Lack of provisions for patient input, resubmission for previously refused targeted therapies and transparency cited
While the Colorectal Cancer Association of Canada (CCAC) congratulates Quebec Health Minister Yves Bolduc on the recommendations of the report of the Working Group on the evaluation process of new anti cancer medications (Rapport du Groupe de travail sur le processus d'évaluation des médicaments anticancéreux) recently issued, the CCAC notes that the recommendations fall short in several important ways.
Strikingly absent in both the mandate and the recommendations is the provision for patients to provide meaningful input. The recommendations do not provide for input either directly from a patient representative or input from patient groups, unlike the new pan-Canadian Oncology Drug Review (pCODR) process adopted by the other nine Canadian provinces. With pCODR, there is a defined process for ensuring patients can provide input into the review process.
"The opportunity to address the manner in which oncology drugs and biologics are evaluated represents an important opportunity for patients to address their concerns and in particular their right to equal and timely access to effective medications at least on par with the rest of Canada. While we are pleased that the new Quebec process allows for input into the decision by Quebec oncologists, we believe it is vital that the body that will make what can literally be life-or-death decisions for cancer patients be able to have input directly from patients. This input must be incorporated in the decision-making process," said Barry D. Stein, President of the CCAC.

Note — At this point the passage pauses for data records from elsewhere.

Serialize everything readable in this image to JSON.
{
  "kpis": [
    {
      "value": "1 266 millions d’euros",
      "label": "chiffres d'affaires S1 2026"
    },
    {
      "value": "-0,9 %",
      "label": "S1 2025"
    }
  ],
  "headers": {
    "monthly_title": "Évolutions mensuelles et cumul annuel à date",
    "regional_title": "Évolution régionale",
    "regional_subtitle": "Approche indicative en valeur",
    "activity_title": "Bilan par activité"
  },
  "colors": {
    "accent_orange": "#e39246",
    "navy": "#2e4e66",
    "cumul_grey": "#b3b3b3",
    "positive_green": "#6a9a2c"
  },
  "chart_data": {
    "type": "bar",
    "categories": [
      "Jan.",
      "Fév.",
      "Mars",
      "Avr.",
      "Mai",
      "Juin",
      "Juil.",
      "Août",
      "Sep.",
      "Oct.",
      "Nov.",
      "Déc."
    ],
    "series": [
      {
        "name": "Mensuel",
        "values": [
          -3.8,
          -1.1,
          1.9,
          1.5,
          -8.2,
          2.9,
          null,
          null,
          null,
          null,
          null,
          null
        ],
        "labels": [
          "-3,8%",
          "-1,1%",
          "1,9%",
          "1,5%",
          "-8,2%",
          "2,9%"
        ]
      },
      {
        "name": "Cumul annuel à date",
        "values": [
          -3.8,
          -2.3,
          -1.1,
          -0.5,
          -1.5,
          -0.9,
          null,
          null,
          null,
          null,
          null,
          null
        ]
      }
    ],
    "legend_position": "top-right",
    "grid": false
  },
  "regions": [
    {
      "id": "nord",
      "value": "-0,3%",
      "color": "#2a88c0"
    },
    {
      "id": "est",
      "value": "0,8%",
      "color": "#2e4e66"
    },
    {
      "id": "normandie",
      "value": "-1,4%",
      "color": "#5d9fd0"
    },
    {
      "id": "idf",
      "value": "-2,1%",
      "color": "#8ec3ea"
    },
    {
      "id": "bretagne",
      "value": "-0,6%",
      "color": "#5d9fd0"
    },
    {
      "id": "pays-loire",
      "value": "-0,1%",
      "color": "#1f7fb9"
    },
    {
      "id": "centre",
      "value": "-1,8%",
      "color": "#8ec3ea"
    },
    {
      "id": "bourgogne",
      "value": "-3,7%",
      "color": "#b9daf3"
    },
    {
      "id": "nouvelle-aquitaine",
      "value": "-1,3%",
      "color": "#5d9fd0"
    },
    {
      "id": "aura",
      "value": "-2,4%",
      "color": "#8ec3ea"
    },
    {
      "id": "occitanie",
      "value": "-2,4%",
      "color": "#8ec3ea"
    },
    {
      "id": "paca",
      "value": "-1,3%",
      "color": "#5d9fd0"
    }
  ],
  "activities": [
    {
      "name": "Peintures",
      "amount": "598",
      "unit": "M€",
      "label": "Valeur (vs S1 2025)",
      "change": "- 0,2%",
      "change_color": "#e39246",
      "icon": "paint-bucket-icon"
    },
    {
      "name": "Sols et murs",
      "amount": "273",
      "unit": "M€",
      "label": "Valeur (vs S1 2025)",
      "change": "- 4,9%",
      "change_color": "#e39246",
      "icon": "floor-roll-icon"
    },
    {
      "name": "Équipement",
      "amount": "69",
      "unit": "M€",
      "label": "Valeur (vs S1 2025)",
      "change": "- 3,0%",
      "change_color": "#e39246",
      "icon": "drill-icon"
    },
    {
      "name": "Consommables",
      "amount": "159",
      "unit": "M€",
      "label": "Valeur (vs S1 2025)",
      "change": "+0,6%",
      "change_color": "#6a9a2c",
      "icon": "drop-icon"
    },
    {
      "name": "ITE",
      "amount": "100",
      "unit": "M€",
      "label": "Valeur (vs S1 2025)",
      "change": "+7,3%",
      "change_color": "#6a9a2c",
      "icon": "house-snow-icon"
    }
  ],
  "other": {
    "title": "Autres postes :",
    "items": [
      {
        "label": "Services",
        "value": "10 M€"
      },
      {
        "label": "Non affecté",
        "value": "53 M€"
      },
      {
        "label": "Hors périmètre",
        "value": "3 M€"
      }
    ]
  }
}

The second shortfall according to the CCAC is that there is no provision for those drugs previously rejected under the old process to be re-evaluated using the new process. "The changes to the process are a tacit admission that the previous process was flawed," added Mr. Stein. "As a result, cancer patients deserve to have recently rejected treatments re-evaluated under the new process and to have them made available if they meet the new standards under the new process."
The CCAC is also concerned that the new Quebec process is not transparent. It is essential that this process be transparent at every step. "These are vital decisions that have a huge impact on peoples' lives and involve allocating our healthcare resources," added Mr. Stein. "We all have an important stake in it so the process must be as transparent as possible."
The CCAC notes that Quebec lags significantly behind other Canadian provinces in making new treatments for colorectal cancer available to patients, especially for patients who have advanced disease. Seven other provinces make available two of the latest treatments, Vectibix (panitumumab) and Erbitux (cetuximab), while Quebec does not. It is joined only by Prince Edward Island and Nova Scotia in not paying for colorectal cancer patients to receive these treatments.